Cloud-Native Test Scaling Across GCP and Azure

Playwright has quickly become the gold standard for modern end-to-end testing. It’s fast, deterministic, and designed for real-world browser automation.

But while most teams focus on writing Playwright tests, far fewer think deeply about how those tests should be executed at scale.

That’s where Agent Mantis is fundamentally different.

Agent Mantis is not just a test runner. It is a distributed execution platform that treats Playwright as an execution engine — and deploys it intelligently across multiple cloud providers to maximise scale, speed, and cost efficiency.

The Problem With Traditional Playwright Execution

Most Playwright setups fall into one of three buckets:

  • Local execution on developer machines
  • CI-only execution (GitHub Actions, GitLab CI, etc.)
  • Single-cloud, fixed infrastructure runners

These approaches work — until they don’t.

As test suites grow, teams run into:

  • Long execution times
  • Resource contention
  • Browser instability under load
  • Hard limits on parallelism
  • Rising CI costs

Scaling Playwright is not about more runners. It’s about architectural separation of concerns.

Agent Mantis: Execution, Not Just Automation

Agent Mantis was designed from the ground up to separate:

  • Test definition
  • Test orchestration
  • Test execution
  • Infrastructure scaling

This allows Playwright to run where it performs best — not where it happens to be installed.

Dual-Cloud Playwright Execution Model

Agent Mantis uses a dual-cloud execution strategy:

🔹 Google Cloud Platform (GCP) — Elastic Scale Engine

Playwright tests can be executed as ephemeral, horizontally-scaling workloads on Google Cloud Platform.

This enables:

  • Massive parallel execution
  • On-demand scaling for large test runs
  • Zero idle infrastructure
  • Cost-efficient burst workloads

Each test (or test group) can run in isolation, spin up instantly, execute, and disappear.

Perfect for:

  • Regression suites
  • Large test matrices
  • Nightly or pre-release runs

🔹 Azure App Hosting — Native Playwright Workspace Integration

Agent Mantis also integrates with the Playwright workspace environment hosted on Azure App Hosting Services, leveraging Microsoft’s deep support for Playwright’s execution model.

Microsoft Azure provides:

  • Stable browser execution environments
  • Tight alignment with Playwright’s official tooling
  • Predictable performance for long-running or stateful tests

This is ideal for:

  • Interactive debugging
  • Authoring and validating tests
  • Smaller, iterative test runs
  • Teams already embedded in the Azure ecosystem

Why This Matters: Right Tool, Right Cloud

Most platforms lock you into one execution model.
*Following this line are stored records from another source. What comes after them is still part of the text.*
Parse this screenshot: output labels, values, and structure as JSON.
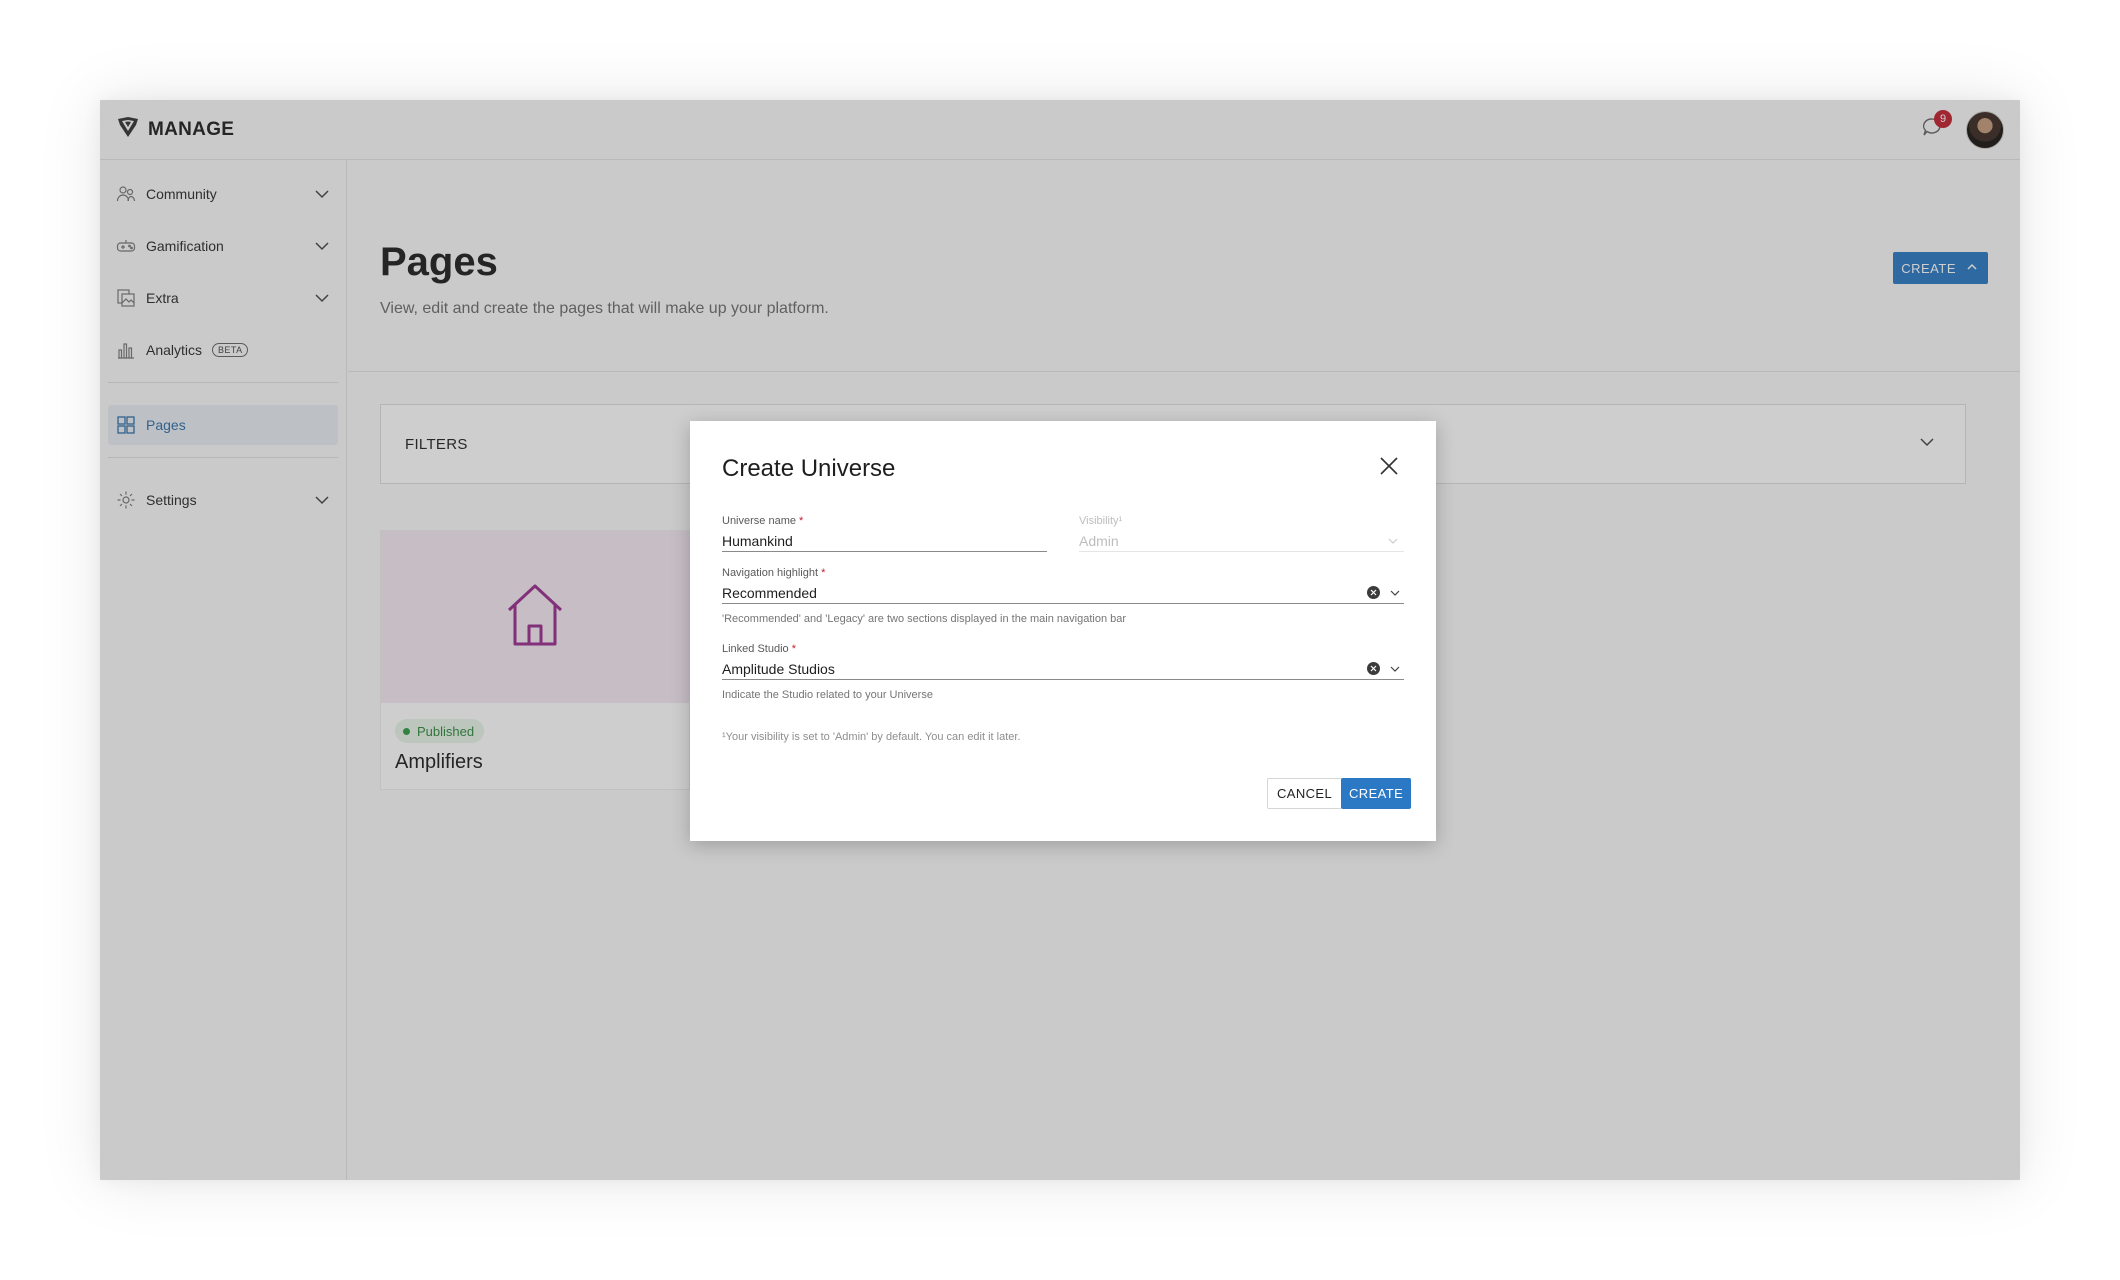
{
  "app": {
    "brand": "MANAGE",
    "notifications_count": "9"
  },
  "sidebar": {
    "items": [
      {
        "label": "Community",
        "icon": "people-icon"
      },
      {
        "label": "Gamification",
        "icon": "gamepad-icon"
      },
      {
        "label": "Extra",
        "icon": "image-stack-icon"
      },
      {
        "label": "Analytics",
        "icon": "bar-chart-icon",
        "badge": "BETA"
      },
      {
        "label": "Pages",
        "icon": "grid-icon",
        "active": true
      },
      {
        "label": "Settings",
        "icon": "gear-icon"
      }
    ]
  },
  "main": {
    "title": "Pages",
    "subtitle": "View, edit and create the pages that will make up your platform.",
    "create_label": "CREATE",
    "filters_label": "FILTERS",
    "card": {
      "status": "Published",
      "title": "Amplifiers",
      "icon": "home-icon"
    }
  },
  "modal": {
    "title": "Create Universe",
    "universe_name": {
      "label": "Universe name",
      "required": "*",
      "value": "Humankind"
    },
    "visibility": {
      "label": "Visibility¹",
      "value": "Admin"
    },
    "navigation_highlight": {
      "label": "Navigation highlight",
      "required": "*",
      "value": "Recommended",
      "help": "'Recommended' and 'Legacy' are two sections displayed in the main navigation bar"
    },
    "linked_studio": {
      "label": "Linked Studio",
      "required": "*",
      "value": "Amplitude Studios",
      "help": "Indicate the Studio related to your Universe"
    },
    "note": "¹Your visibility is set to 'Admin' by default. You can edit it later.",
    "cancel_label": "CANCEL",
    "create_label": "CREATE"
  },
  "colors": {
    "accent": "#2b78c5",
    "badge": "#c21f2e",
    "published": "#2e8a3d",
    "card_thumb": "#f4e8f3",
    "home_icon": "#9a2d8e"
  }
}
Agent Mantis lets you choose how and where Playwright runs, based on intent:

Use Case

Execution Target

Massive parallel regression

GCP elastic workloads

Developer authoring & debugging

Azure Playwright workspace

CI/CD validation

Hybrid (Azure + GCP)

Cost-optimised bursts

GCP

Stable long-running flows

Azure

This flexibility is architectural, not configurable duct tape.

Execution as a First-Class Concept

Agent Mantis treats Playwright execution as:

  • Stateless
  • Repeatable
  • Observable
  • Cloud-native

That means:

  • Tests are portable
  • Failures are reproducible
  • Infrastructure does not dictate test design
  • Scaling is automatic, not manual

You don’t “run Playwright”. You dispatch execution.

Built for the Future of QA

As QA shifts toward:

  • AI-assisted test generation
  • On-demand validation
  • Continuous verification
  • Multi-environment testing

…execution becomes the bottleneck.

Agent Mantis removes that bottleneck by letting Playwright operate at cloud scale, across cloud boundaries, without rewriting a single test.

Final Thought

Playwright is an exceptional testing framework.

Agent Mantis turns it into a distributed execution engine.

Not locked to one CI tool. Not locked to one cloud. Not limited by static infrastructure.

Just fast, scalable, cloud-native test execution — the way modern QA should work.